Through the years Ms Hicks has come face-to-face with famous faces including former Prime Minister John Howard, actress Miriam Margolyes, music acts The Wiggles and Silverchair, Merv Hughes, Simon O'Donnell, and Ian Botham and his English teammates
"Dorothy was may favourite, I got to have a cuddle with Dorothy the Dinosaur," she said. "When Silverchair was here we had to stop the groupies going up the breezeway while (the band) was in the pool.
"The English cricket side had a big pool (party) with Ian Botham and little Johnny Howard always said hello.
"But they got treated the same as every other guest. The only woman I look up to is the Queen. I'm a real royalist and she's the only one I would treat different.
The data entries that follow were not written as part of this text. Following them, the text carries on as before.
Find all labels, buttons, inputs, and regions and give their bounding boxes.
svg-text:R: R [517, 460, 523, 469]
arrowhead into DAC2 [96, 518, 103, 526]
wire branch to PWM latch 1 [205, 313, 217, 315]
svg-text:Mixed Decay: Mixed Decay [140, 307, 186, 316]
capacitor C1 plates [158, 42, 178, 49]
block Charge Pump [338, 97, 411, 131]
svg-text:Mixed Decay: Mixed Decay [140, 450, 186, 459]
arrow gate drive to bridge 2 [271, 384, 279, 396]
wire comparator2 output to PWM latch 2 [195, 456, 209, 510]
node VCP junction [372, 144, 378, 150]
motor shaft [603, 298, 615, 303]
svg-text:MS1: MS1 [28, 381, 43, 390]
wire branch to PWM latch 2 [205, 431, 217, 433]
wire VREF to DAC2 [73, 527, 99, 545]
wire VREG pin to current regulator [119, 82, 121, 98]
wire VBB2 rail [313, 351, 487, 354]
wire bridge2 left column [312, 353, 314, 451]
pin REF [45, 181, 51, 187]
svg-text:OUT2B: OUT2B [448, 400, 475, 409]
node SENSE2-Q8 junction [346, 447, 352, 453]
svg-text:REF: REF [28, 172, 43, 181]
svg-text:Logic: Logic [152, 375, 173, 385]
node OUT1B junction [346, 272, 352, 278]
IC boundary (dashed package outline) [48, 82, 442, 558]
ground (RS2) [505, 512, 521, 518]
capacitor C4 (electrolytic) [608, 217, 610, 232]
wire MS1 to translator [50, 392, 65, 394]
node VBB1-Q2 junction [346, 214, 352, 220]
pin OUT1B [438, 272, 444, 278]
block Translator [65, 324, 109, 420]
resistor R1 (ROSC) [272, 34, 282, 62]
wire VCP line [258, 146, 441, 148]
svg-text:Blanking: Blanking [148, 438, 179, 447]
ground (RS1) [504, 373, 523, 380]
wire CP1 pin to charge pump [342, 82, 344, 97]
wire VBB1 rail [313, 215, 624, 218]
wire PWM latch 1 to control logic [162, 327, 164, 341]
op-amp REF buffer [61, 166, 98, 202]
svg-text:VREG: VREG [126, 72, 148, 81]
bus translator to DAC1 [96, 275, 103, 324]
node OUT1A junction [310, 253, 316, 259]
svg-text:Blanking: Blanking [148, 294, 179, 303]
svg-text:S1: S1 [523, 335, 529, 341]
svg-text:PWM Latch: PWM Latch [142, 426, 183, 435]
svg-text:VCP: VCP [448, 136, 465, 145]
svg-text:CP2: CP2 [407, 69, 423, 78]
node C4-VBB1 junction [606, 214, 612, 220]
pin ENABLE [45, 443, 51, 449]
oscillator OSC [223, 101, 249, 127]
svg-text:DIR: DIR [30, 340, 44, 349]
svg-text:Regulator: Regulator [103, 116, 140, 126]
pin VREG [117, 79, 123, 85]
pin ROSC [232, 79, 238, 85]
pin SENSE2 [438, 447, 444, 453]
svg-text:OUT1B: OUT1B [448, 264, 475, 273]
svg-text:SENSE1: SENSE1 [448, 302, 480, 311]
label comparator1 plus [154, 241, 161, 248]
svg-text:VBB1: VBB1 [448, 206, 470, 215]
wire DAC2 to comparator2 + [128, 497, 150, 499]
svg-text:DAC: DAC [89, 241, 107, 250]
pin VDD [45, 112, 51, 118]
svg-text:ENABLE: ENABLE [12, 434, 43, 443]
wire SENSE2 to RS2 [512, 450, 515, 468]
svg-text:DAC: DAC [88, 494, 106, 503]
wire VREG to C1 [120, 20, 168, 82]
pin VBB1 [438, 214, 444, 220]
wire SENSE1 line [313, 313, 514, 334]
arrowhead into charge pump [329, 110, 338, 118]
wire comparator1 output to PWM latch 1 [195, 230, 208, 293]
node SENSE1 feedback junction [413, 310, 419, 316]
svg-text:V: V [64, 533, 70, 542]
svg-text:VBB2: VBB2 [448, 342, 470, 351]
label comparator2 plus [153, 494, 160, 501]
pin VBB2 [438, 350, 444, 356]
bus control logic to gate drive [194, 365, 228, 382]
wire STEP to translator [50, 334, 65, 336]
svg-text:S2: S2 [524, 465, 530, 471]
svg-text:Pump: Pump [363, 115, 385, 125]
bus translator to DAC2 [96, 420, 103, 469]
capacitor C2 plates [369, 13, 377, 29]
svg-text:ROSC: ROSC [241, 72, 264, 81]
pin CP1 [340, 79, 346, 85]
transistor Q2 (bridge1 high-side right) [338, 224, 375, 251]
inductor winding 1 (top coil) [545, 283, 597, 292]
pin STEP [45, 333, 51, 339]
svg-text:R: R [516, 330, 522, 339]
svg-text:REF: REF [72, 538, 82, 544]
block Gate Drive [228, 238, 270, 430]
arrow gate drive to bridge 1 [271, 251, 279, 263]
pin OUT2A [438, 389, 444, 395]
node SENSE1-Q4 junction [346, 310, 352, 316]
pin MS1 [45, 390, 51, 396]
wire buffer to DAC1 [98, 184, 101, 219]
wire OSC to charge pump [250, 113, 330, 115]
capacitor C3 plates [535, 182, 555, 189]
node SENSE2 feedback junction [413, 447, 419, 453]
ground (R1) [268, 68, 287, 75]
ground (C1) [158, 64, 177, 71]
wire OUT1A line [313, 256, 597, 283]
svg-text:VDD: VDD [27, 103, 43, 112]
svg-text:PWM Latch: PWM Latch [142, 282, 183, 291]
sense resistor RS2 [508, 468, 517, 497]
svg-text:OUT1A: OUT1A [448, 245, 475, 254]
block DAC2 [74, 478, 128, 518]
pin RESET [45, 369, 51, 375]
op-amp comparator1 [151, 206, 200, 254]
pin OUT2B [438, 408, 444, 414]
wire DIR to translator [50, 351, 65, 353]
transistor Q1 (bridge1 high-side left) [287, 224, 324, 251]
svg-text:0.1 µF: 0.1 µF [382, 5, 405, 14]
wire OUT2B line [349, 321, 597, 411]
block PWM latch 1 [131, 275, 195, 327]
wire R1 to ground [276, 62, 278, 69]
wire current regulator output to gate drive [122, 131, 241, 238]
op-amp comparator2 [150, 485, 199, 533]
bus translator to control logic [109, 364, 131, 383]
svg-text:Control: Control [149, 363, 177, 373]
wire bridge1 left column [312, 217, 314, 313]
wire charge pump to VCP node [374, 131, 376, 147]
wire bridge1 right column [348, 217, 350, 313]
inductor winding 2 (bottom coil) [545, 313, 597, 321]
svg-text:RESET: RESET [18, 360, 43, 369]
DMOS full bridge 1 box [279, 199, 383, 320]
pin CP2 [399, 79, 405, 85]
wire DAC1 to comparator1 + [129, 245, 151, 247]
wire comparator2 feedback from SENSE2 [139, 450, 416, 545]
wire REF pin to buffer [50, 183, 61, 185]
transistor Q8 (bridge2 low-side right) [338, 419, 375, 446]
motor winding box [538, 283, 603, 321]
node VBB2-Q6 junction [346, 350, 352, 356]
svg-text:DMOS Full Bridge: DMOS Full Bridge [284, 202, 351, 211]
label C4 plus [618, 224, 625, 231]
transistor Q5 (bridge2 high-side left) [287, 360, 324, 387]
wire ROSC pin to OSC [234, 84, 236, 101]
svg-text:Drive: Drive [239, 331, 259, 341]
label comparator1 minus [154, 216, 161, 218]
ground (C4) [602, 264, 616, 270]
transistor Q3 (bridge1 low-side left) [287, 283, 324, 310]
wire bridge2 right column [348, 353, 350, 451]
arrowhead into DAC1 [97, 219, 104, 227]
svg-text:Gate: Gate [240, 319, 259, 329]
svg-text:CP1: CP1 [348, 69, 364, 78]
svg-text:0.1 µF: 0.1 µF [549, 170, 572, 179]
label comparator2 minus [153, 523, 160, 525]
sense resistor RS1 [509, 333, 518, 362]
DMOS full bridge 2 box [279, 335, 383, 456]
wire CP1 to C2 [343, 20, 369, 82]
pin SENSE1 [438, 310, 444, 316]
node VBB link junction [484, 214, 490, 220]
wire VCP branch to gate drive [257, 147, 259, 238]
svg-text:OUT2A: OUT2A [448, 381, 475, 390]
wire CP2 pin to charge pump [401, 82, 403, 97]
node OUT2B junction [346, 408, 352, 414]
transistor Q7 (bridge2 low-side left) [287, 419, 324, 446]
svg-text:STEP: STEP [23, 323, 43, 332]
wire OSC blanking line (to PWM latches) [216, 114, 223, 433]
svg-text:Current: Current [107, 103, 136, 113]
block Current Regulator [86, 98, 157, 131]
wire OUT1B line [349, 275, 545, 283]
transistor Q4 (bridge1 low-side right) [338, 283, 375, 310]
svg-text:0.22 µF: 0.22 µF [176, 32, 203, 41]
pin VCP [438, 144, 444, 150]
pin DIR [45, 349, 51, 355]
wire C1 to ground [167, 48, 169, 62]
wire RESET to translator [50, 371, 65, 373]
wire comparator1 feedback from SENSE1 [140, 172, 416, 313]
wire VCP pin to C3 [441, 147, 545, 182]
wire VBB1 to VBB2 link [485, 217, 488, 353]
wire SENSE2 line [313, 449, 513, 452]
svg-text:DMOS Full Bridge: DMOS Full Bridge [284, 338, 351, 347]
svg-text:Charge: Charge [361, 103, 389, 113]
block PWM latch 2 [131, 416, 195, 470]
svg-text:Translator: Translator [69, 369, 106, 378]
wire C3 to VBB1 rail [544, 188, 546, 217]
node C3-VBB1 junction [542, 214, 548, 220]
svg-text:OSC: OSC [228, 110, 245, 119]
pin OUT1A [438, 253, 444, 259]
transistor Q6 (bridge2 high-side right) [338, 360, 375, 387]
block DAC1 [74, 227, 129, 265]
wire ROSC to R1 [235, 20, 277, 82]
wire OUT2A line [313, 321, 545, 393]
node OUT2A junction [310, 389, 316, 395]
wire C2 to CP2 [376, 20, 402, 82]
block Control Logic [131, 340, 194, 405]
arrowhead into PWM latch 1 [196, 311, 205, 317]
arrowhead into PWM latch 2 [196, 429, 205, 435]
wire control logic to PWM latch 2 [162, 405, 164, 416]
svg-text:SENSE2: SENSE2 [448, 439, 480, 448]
To me they are guests and should be treated the same as other guests."
The flip side of her job has seen her tackle some cleaning tasks that would make others squirm.
"There's been some horrific rooms over the years but it's part and parcel of the job. I might get in there and bitch and think 'what a pig' but you've just got to do it," she said.
"I find it interesting how some people live and wonder if they would live like that in their own houses. But they pay for a service and we're here to do it for them.
"There's been lots of rooms with vomit or people wetting the bed.
"Some people don't seem to know what a rubbish bin is. We have had beds destroyed and, once, I thought there was a dead guy in a bed but he was just so drunk I couldn't wake him up. I had to get a waiter to (help)."
In her retired life, Ms Hicks plans to continue regular travel adventures with her husband in their new caravan and spend time with her children and grandchildren.